David Černý's latest sculpture, a spin on his famed rotating Franz Kafka head in Prague, can now be seen at an apartment complex in Santa Monica.

Jason Pirodsky

Written by Jason Pirodsky Published on 30.03.2024 11:02:00 (updated on 30.03.2024) Reading time: 2 minutes

Prague's rotating head of Franz Kafka now has a cousin, and who better than celebrated surrealist filmmaker David Lynch? A new 6.5-meter tall sculpture of the acclaimed director of Twin Peaks is now spinning in Santa Monica, reports Chris Nichols for Los Angeles Magazine, who adds that the Lynch head towers over other local monuments dedicated to icons like Kobe Bryant and Bruce Lee.

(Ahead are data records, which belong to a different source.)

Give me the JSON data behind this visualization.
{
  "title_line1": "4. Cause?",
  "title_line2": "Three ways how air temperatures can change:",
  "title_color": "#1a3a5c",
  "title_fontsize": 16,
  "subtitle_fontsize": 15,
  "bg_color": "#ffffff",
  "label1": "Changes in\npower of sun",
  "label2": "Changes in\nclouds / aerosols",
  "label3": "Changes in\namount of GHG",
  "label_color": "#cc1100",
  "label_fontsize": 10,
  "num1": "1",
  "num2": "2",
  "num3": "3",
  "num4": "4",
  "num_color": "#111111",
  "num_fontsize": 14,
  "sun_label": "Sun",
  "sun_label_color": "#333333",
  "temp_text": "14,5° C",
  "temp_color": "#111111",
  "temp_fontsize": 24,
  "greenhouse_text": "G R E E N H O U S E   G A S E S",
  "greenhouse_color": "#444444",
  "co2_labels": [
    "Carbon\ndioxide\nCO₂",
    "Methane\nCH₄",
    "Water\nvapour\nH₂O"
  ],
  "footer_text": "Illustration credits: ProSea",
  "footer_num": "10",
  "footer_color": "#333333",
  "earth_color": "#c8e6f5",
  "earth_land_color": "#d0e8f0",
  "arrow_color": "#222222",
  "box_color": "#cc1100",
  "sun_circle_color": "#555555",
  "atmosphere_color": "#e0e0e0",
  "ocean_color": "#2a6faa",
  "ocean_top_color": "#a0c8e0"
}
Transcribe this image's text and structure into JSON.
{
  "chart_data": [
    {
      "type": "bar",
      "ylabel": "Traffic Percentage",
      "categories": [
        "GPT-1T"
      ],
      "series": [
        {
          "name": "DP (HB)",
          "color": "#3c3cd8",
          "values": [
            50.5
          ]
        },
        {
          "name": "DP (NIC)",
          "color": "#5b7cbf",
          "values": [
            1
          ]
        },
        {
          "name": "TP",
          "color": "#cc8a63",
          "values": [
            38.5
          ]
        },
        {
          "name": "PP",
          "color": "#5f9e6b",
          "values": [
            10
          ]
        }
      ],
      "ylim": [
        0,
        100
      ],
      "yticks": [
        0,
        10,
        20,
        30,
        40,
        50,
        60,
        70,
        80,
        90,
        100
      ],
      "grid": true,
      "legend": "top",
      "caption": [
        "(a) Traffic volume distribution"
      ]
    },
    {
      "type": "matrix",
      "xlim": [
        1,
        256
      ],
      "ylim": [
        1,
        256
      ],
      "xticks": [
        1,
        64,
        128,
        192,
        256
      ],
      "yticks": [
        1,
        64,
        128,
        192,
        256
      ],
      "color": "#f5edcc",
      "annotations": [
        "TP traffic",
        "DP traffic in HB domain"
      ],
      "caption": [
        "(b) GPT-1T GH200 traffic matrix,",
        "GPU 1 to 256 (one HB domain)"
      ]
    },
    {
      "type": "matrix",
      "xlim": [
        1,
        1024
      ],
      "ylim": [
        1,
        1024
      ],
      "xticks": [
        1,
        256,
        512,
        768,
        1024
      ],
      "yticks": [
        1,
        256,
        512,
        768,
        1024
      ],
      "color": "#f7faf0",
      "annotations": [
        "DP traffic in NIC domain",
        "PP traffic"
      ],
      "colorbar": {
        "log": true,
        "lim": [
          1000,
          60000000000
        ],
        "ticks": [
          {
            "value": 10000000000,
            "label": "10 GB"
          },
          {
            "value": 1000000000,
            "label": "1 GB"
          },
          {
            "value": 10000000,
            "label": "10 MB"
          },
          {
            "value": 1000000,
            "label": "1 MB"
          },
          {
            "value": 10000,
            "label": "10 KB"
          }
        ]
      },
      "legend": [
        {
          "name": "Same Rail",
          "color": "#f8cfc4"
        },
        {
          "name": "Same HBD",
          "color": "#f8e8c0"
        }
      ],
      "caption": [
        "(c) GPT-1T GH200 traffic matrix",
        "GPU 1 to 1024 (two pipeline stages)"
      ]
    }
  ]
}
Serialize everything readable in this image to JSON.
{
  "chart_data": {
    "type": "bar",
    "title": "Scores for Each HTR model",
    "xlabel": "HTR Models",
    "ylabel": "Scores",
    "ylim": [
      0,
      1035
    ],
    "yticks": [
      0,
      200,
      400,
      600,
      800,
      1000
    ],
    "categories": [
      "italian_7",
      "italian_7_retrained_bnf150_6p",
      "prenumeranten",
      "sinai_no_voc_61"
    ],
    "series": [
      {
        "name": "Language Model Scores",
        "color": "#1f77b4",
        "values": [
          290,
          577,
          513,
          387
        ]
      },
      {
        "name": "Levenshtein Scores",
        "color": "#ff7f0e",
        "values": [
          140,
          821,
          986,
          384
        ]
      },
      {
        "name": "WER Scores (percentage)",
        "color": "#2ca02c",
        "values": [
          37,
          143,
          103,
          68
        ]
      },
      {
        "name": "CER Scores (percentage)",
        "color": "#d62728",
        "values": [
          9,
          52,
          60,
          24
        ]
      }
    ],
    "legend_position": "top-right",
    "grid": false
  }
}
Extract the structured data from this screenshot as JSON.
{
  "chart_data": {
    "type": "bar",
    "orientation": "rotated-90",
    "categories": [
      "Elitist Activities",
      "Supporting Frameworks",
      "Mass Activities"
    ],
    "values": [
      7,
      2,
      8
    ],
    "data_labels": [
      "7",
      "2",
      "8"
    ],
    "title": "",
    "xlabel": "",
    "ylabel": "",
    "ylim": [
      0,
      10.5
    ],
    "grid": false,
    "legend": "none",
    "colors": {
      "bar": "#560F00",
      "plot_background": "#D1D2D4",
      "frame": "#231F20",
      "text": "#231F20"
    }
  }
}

The piece was commissioned by NMS Properties as part of a public art initiative at their latest development, an apartment complex at 1550 Lincoln Street. Černý has been working on the sculpture over a number of years, first posting images of himself standing atop the Lynch head to social media last fall.

“I was approached by the developer six or seven years ago,” Černý told Los Angeles Magazine. “He asked me to do something based on my rotating head of Franz Kafka. I had completely free hand to pick whichever character I wanted.”

His choice would be a Hollywood icon who shares a thematic bond with Kafka. Lynch rose to fame through surrealist works like Eraserhead and Blue Velvet, and also directed the 1984 version of Dune. His 2001 film Mulholland Drive was voted by film critics polled by the BBC as the best film of the 2000s.

“The one artist that I feel could be my brother is Franz Kafka,” Lynch once told Chris Rodley. The director had even planned to make a Hollywood version of Kafka's The Metamorphosis, swapping Prague for 1950s America, but abandoned the project when he realized the budget would be too high.

Černý has a special affinity for Lynch, calling him "my favorite film director in all American cinema.” He also noted that Lynch shares a connection with Prague: the director travelled to the Czech capital to record soundtracks for his films like Mulholland Drive and Lost Highway with The City of Prague Philharmonic Orchestra.

Like the Prague bust of Franz Kafka, which reopened last month following lengthy repairs, the Lynch head is built with rotating layers, meticulously engineered utilizing Italian steel and German motors.

“The layers will shift and realign in a dynamic and mesmerizing way," reads a Santa Monica report cited by Los Angeles Magazine. "At certain points in its revolution it will be figurative; at others it will be abstract and indiscernible as a human form. The sculpture will remain active 24 hours a day and will present extremely little to no noise disturbance.”

Černý even got Lynch's approval before crafting the new sculpture. “He asked permission,” says Christian Hohmann of Hohmann Art Gallery, which represents the artist in the United States. “And Lynch loved it.”

“Who would be the modern-day Franz Kafka of Los Angeles? It would be David Lynch."